Despite these hurdles, the NIH-run trial in Liberia is not the only vaccine research underway. Another trial is due to begin in Guinea at the end of February 2015 through a collaboration between the WHO, Doctors Without Borders, the Norwegian Institute of Public Health, and other partners.
According to Dr John-Arne Røttingen, professor of global health at Harvard and one of the lead researchers on the Guinea trial, researchers will identify new Ebola cases and offer vaccination for those in close contact. This method aims to minimise the disease’s spread while maximising researchers’ ability to identify the vaccines’ efficacy in preventing transmission. This technique, called “ring vaccination”, was previously used to eradicate smallpox.
“This would hopefully require a smaller number of people needing to be vaccinated to evaluate the study, and a shorter time required to complete evaluation of whether the vaccine is protecting against Ebola viral disease or not,” Dr Røttingen explains.
However, as infection rates across west Africa have fallen, what has spelled good news from a public health perspective may make research efforts even more difficult. Vaccine trials require that healthy candidates be exposed to the disease in question - otherwise researchers will not be able to tell whether the vaccine is working. Sourcing enough candidates for both trials may prove challenging.
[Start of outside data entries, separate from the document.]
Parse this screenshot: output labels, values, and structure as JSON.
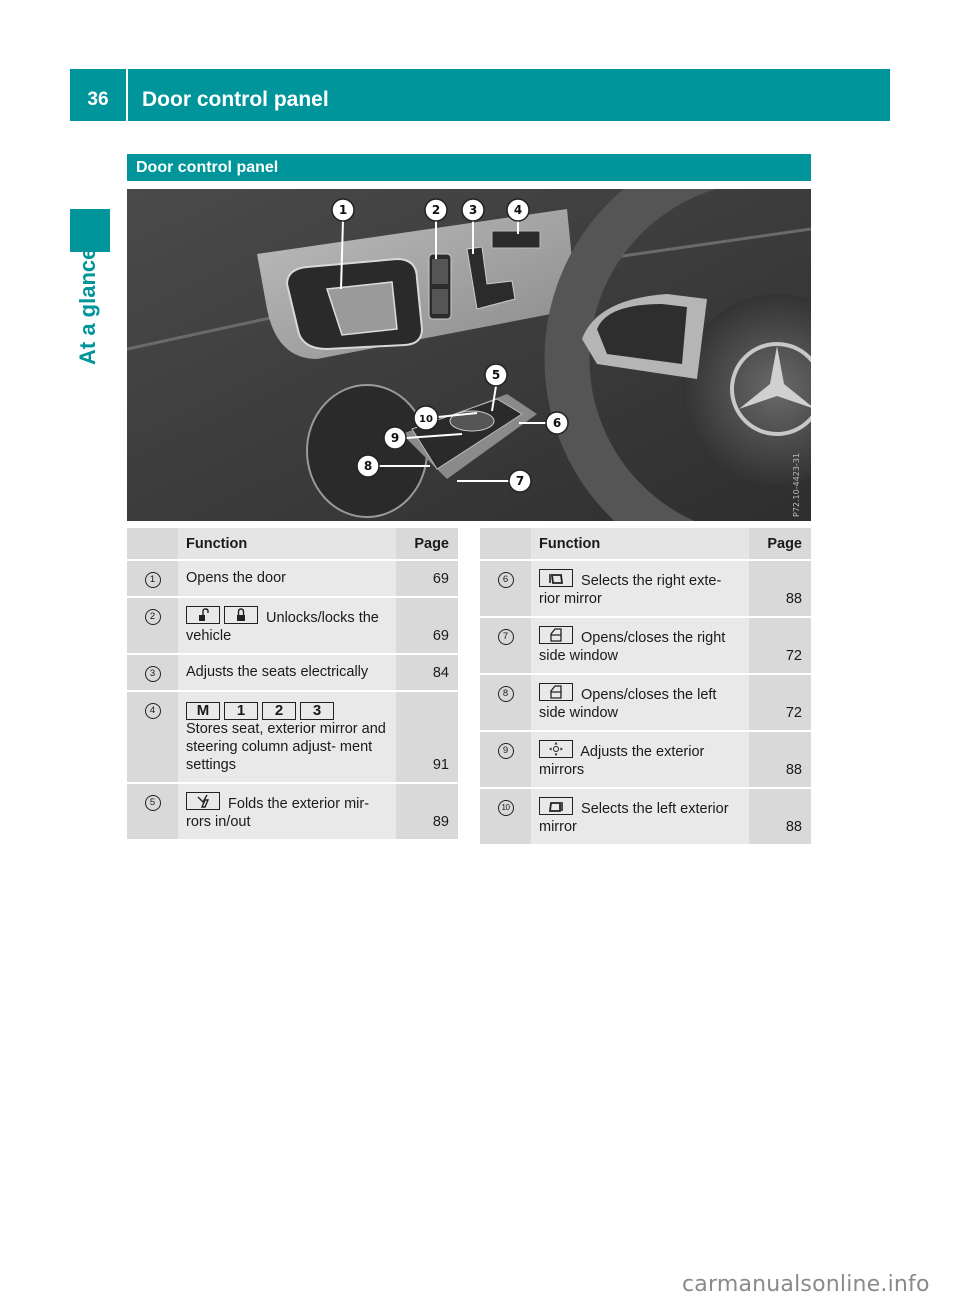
{
  "header": {
    "page_number": "36",
    "title": "Door control panel"
  },
  "side_tab": {
    "label": "At a glance"
  },
  "section": {
    "title": "Door control panel"
  },
  "figure": {
    "image_code": "P72.10-4423-31",
    "callouts": [
      "1",
      "2",
      "3",
      "4",
      "5",
      "6",
      "7",
      "8",
      "9",
      "10"
    ]
  },
  "table_headers": {
    "function": "Function",
    "page": "Page"
  },
  "left_table": [
    {
      "num": "1",
      "icons": [],
      "text": "Opens the door",
      "page": "69"
    },
    {
      "num": "2",
      "icons": [
        "unlock-icon",
        "lock-icon"
      ],
      "text": "Unlocks/locks the vehicle",
      "page": "69"
    },
    {
      "num": "3",
      "icons": [],
      "text": "Adjusts the seats electrically",
      "page": "84"
    },
    {
      "num": "4",
      "icons": [
        "M",
        "1",
        "2",
        "3"
      ],
      "text": "Stores seat, exterior mirror and steering column adjust- ment settings",
      "page": "91"
    },
    {
      "num": "5",
      "icons": [
        "fold-mirror-icon"
      ],
      "text": "Folds the exterior mir- rors in/out",
      "page": "89"
    }
  ],
  "right_table": [
    {
      "num": "6",
      "icons": [
        "right-mirror-icon"
      ],
      "text": "Selects the right exte- rior mirror",
      "page": "88"
    },
    {
      "num": "7",
      "icons": [
        "window-icon"
      ],
      "text": "Opens/closes the right side window",
      "page": "72"
    },
    {
      "num": "8",
      "icons": [
        "window-icon"
      ],
      "text": "Opens/closes the left side window",
      "page": "72"
    },
    {
      "num": "9",
      "icons": [
        "mirror-adjust-icon"
      ],
      "text": "Adjusts the exterior mirrors",
      "page": "88"
    },
    {
      "num": "10",
      "icons": [
        "left-mirror-icon"
      ],
      "text": "Selects the left exterior mirror",
      "page": "88"
    }
  ],
  "footer": {
    "watermark": "carmanualsonline.info"
  }
}
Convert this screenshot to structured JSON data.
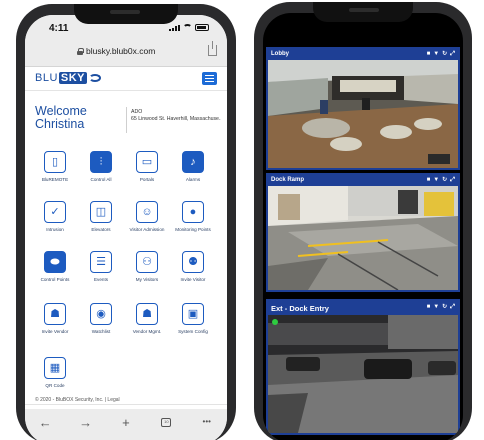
{
  "left_phone": {
    "status_bar": {
      "time": "4:11"
    },
    "browser": {
      "url": "blusky.blub0x.com"
    },
    "header": {
      "logo_text_a": "BLU",
      "logo_text_b": "SKY"
    },
    "welcome": {
      "line1": "Welcome",
      "line2": "Christina"
    },
    "site": {
      "name": "ADO",
      "address": "65 Linwood St. Haverhill, Massachuse..."
    },
    "tiles": [
      {
        "label": "BluREMOTE",
        "icon": "remote-icon"
      },
      {
        "label": "Control All",
        "icon": "sliders-icon"
      },
      {
        "label": "Portals",
        "icon": "door-icon"
      },
      {
        "label": "Alarms",
        "icon": "bell-icon"
      },
      {
        "label": "Intrusion",
        "icon": "shield-icon"
      },
      {
        "label": "Elevators",
        "icon": "elevator-icon"
      },
      {
        "label": "Visitor Admission",
        "icon": "visitor-icon"
      },
      {
        "label": "Monitoring Points",
        "icon": "monitor-point-icon"
      },
      {
        "label": "Control Points",
        "icon": "toggle-icon"
      },
      {
        "label": "Events",
        "icon": "list-icon"
      },
      {
        "label": "My Visitors",
        "icon": "people-icon"
      },
      {
        "label": "Invite Visitor",
        "icon": "invite-icon"
      },
      {
        "label": "Invite Vendor",
        "icon": "vendor-icon"
      },
      {
        "label": "Watchlist",
        "icon": "eye-icon"
      },
      {
        "label": "Vendor Mgmt.",
        "icon": "vendor-mgmt-icon"
      },
      {
        "label": "System Config",
        "icon": "config-icon"
      },
      {
        "label": "QR Code",
        "icon": "qr-icon"
      }
    ],
    "footer": "© 2020 - BluBOX Security, Inc. | Legal",
    "toolbar": {
      "back": "←",
      "forward": "→",
      "new": "+",
      "tabs": "10",
      "more": "•••"
    }
  },
  "right_phone": {
    "cameras": [
      {
        "name": "Lobby"
      },
      {
        "name": "Dock Ramp"
      },
      {
        "name": "Ext - Dock Entry"
      }
    ],
    "colors": {
      "panel_header": "#1e3f95",
      "status_dot": "#2ecc40"
    }
  },
  "colors": {
    "brand": "#1d4fa1",
    "tile_accent": "#1d5bc0"
  }
}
Another recurring obstacle health workers and researchers combatting Ebola have encountered is the distrust and resistance of at-risk populations to medical advice, founded on long-standing skepticism of public services and institutions in underserved communities. Dr Røttingen anticipates the vaccine trials will need to work to counteract these beliefs.
“A strong engagement of the communities in the study area will be required to overcome the understandable skepticism towards clinical testing of new forms of treatment,” he says.
Researchers on both trials credit the unprecedented level of cooperation across sectors and geographies in bringing the vaccines to trial so quickly. Hopefully these coalitions will be able to carry the momentum generated by these advances so that the response to the next outbreak can preempt another crisis on this scale.